Os diferentes interesses e os acordos assinados pelos
representantes do
poder permitiram que as sustâncias venenosas dos ricos sejam oferecidas aos
pobres como remédio de curto prazo para paliar a sua pobreza. Esta situação
se observa tanto no plano nacional
(nos EUA, onde as instalações dos
resíduos e as indústria “sujas” afetam desproporcionadamente as comunidades
de baixa renda e as pessoas de cor), como no plano internacional
(onde os
resíduos perigosos se transportam dos países membros da Organização para
a
Cooperação e o Desenvolvimento
Econômico – OCDE aos Estados não
pertencentes à mesma).
As pessoas de cor que se encontram em perigo nos países industrializados do
Norte têm muito em comum com as populações dos países em
desenvolvimento,
que também estão ameaçadas pelas empresas poluentes. Por
exemplo, grupos
comunitários do Norco (Estado
de Luisiana) e de Ogoni (Nigéria)
identificaram a Shell como uma ameaça
comum.
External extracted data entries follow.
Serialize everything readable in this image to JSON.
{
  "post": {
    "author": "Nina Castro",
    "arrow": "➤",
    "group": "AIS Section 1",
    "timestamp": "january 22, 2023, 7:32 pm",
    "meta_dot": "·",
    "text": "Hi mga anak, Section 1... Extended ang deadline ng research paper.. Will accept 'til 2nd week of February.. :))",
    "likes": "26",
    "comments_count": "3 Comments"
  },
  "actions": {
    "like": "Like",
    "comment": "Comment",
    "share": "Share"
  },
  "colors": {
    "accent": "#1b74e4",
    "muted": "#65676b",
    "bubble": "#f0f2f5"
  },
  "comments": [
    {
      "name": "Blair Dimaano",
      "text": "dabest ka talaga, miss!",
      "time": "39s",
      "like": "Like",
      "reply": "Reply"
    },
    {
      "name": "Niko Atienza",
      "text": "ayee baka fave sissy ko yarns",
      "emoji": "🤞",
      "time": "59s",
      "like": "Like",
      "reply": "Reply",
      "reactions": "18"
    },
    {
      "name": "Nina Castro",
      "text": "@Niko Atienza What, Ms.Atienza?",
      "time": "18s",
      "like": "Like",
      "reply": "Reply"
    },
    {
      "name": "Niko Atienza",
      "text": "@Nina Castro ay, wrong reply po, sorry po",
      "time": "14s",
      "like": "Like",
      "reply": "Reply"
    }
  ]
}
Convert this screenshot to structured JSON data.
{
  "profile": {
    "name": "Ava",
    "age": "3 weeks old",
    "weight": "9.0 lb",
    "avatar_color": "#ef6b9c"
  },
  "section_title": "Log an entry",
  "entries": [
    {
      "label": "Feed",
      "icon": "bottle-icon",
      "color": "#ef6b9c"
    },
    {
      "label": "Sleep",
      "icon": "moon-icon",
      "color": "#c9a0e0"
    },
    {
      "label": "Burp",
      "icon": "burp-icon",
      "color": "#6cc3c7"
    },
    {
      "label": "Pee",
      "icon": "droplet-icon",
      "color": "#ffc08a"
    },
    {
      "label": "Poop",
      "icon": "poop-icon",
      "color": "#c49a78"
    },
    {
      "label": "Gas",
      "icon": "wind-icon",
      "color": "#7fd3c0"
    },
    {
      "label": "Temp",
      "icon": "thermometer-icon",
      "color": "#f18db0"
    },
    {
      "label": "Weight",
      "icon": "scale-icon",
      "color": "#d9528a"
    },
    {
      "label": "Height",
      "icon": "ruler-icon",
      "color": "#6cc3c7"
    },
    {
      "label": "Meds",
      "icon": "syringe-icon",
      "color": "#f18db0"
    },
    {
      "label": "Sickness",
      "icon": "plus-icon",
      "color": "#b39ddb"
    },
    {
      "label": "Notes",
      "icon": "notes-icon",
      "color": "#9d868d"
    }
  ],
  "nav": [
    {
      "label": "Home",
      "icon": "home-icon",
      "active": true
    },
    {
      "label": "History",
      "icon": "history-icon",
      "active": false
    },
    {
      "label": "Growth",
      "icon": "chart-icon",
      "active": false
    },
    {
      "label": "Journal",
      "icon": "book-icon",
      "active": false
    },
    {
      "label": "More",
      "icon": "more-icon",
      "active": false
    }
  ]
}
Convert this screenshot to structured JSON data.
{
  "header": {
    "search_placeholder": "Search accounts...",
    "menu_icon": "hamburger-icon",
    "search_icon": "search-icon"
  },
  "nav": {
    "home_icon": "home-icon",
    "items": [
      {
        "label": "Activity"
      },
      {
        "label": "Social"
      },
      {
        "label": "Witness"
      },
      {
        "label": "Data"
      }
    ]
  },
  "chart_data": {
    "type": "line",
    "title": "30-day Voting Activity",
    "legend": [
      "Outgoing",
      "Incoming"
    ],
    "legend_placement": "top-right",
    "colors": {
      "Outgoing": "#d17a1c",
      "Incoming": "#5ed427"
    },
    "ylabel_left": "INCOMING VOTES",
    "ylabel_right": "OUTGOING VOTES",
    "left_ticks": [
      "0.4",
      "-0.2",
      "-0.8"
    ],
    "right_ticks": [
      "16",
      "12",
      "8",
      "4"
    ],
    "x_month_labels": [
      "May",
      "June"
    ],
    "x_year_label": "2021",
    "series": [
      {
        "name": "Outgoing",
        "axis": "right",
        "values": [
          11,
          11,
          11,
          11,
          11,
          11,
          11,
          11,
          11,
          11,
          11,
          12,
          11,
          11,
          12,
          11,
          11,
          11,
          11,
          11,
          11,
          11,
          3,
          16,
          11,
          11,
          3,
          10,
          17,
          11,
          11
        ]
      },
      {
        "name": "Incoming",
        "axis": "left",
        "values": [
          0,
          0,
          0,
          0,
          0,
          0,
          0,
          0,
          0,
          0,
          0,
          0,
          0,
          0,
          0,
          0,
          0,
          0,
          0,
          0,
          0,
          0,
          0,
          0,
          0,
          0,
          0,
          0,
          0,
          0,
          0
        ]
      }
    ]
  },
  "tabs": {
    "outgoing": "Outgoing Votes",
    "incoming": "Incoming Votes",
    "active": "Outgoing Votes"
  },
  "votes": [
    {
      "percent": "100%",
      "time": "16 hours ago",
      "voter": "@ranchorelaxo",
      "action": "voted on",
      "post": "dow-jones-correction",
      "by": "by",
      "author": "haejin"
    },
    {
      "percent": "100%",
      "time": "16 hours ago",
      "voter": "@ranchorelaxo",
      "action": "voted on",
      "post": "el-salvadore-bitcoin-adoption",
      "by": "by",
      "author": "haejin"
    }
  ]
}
Os ativistas da justiça
ambiental têm se mobilizado em grupos dentro das cidades, bairros e
vilas,
desde Atlanta até o Equador; do Alaska até a África do Sul;
das reservas
dos indígenas dos EUA às selvas tropicais da Colômbia,
El Salvador e do
Brasil. Estes grupos têm se organizado, educado e empoderado
a si mesmo,
para desafiar o Governo e as empresas industriais poluentes.
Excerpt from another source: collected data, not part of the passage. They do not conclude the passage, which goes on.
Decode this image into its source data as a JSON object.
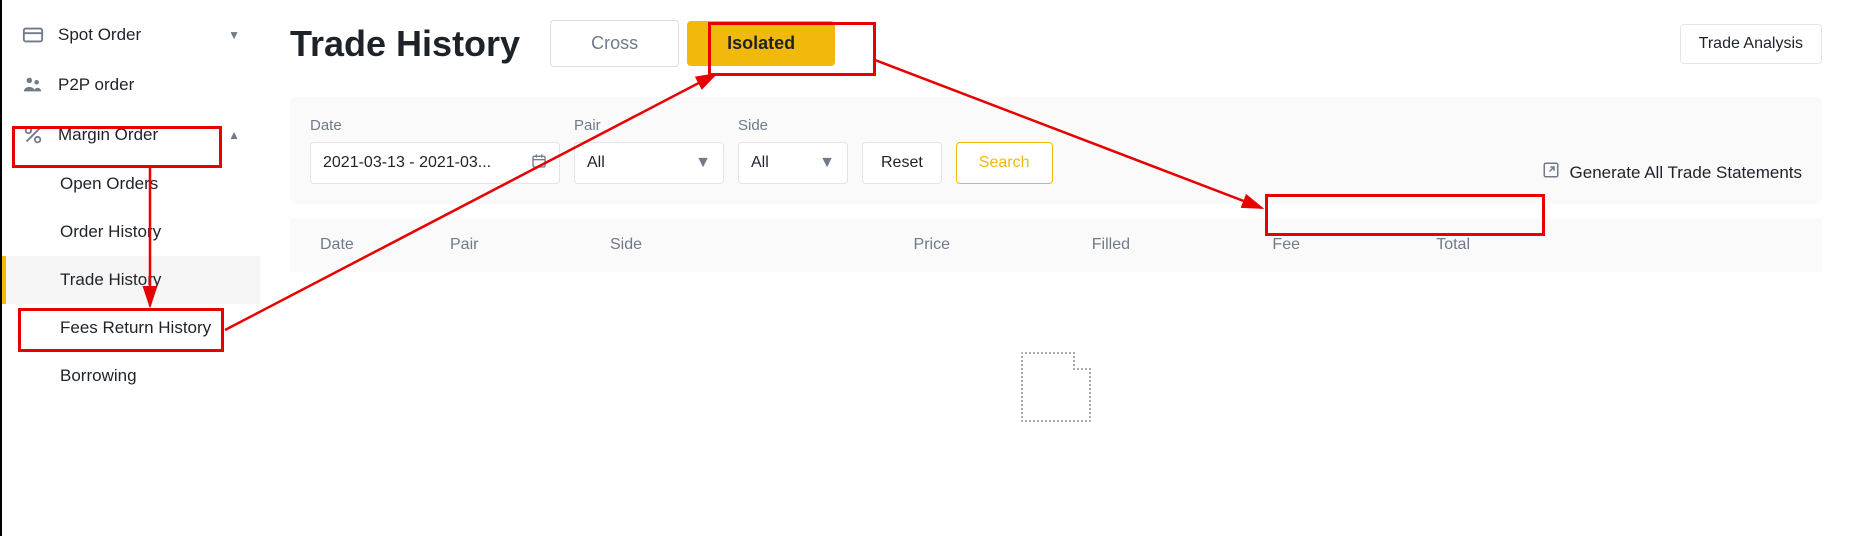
{
  "sidebar": {
    "spot_order": "Spot Order",
    "p2p_order": "P2P order",
    "margin_order": "Margin Order",
    "subitems": {
      "open_orders": "Open Orders",
      "order_history": "Order History",
      "trade_history": "Trade History",
      "fees_return": "Fees Return History",
      "borrowing": "Borrowing"
    }
  },
  "header": {
    "title": "Trade History",
    "tab_cross": "Cross",
    "tab_isolated": "Isolated",
    "trade_analysis": "Trade Analysis"
  },
  "filters": {
    "date_label": "Date",
    "date_value": "2021-03-13 - 2021-03...",
    "pair_label": "Pair",
    "pair_value": "All",
    "side_label": "Side",
    "side_value": "All",
    "reset": "Reset",
    "search": "Search",
    "generate": "Generate All Trade Statements"
  },
  "table": {
    "date": "Date",
    "pair": "Pair",
    "side": "Side",
    "price": "Price",
    "filled": "Filled",
    "fee": "Fee",
    "total": "Total"
  }
}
O racismo ambiental se manifesta no
trato desigual que recebem os
operários. Milhares de trabalhadores do campo e
as suas famílias estão
expostos a perigosos agrotóxicos nas terras onde laboram.
Igualmente eles
são obrigados a aceitar salários e condições de
trabalho inferiores ao
nível médio. O racismo ambiental também se expande pelo entorno das funções
exploradoras e escravizantes das empresas
manufatureiras de roupa, da
indústria microeletrônica e das indústrias extrativistas. Uma
percentagem
desproporcionadamente elevada de trabalhadores que se defrontam a condições
trabalhistas e de segurança mínimas são imigrantes, mulheres e
pessoas de
cor.
Fonte: Revista Eco 21, ano XV, Nº 98, janeiro/2005.